I have been having the most awful recurring nightmare and I am hoping that by posting it I will purge my demons and it won't come back tonight!
The dream starts with Beanette refusing to turn from breech to headdown despite hours hanging upside down, using sound and cold therapy and even do acupuncture with moxibustion. They decide I have to try ECV but I don't want it because it means a homebirth is becoming ever less likely, however my MW advises me to try it. I go to the hospital and they do the ECV but nothing will work so they insist I have to schedule a c-section. I keep trying to turn her for the next few days and even do some visualisation and meditation but to no avail. The day of the scheduled C I go into the hospital and manage to be calm, but then they can't find the right space in my back for the spinal and so they have to knock me out with general anaesthetic. I (as always) have an awful reaction and don't see my baby girl until she's 3 days old by which time everyone else has met her and cuddled her.

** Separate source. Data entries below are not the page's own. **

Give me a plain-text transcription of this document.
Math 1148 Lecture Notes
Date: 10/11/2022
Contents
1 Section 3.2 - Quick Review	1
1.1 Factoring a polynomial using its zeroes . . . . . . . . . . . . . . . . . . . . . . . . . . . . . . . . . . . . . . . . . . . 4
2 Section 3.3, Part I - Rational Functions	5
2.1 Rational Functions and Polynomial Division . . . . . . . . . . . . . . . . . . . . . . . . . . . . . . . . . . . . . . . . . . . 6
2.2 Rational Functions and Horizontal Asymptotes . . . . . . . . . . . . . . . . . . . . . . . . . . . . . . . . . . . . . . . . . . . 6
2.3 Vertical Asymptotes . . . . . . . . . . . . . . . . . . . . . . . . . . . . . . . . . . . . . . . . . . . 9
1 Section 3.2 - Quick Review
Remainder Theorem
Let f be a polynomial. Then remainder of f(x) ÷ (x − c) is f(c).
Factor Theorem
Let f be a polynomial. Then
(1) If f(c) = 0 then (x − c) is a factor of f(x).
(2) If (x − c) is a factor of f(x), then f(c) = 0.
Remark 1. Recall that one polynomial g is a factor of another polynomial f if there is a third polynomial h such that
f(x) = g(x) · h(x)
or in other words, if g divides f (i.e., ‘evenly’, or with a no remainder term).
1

I never bond with her and become an awful mum and wake up!!!!
I know this is a nightmare and they are my subconscious worries working themselves out but I am having it 2 or 3 times a night and it is becoming more and more distressing and making me more and more stressed. I know there is lots of time to turn her so I am spending time meditating to be calm and remembering that my acupuncturist is a miracle worker (after all he got me to this point!) but I wish I could get rid of these nightmares.
I spent 30 minutes on the slant board this morning and it left me feeling very lightheaded but I am getting kicks much higher than before. I hope this is the start of something to come. In fact I wonder whether the sheer fact of writing down this nightmare and telling online friends has been a healing experience, you know get the demons out and you feel calmer - perhaps she feels it too!!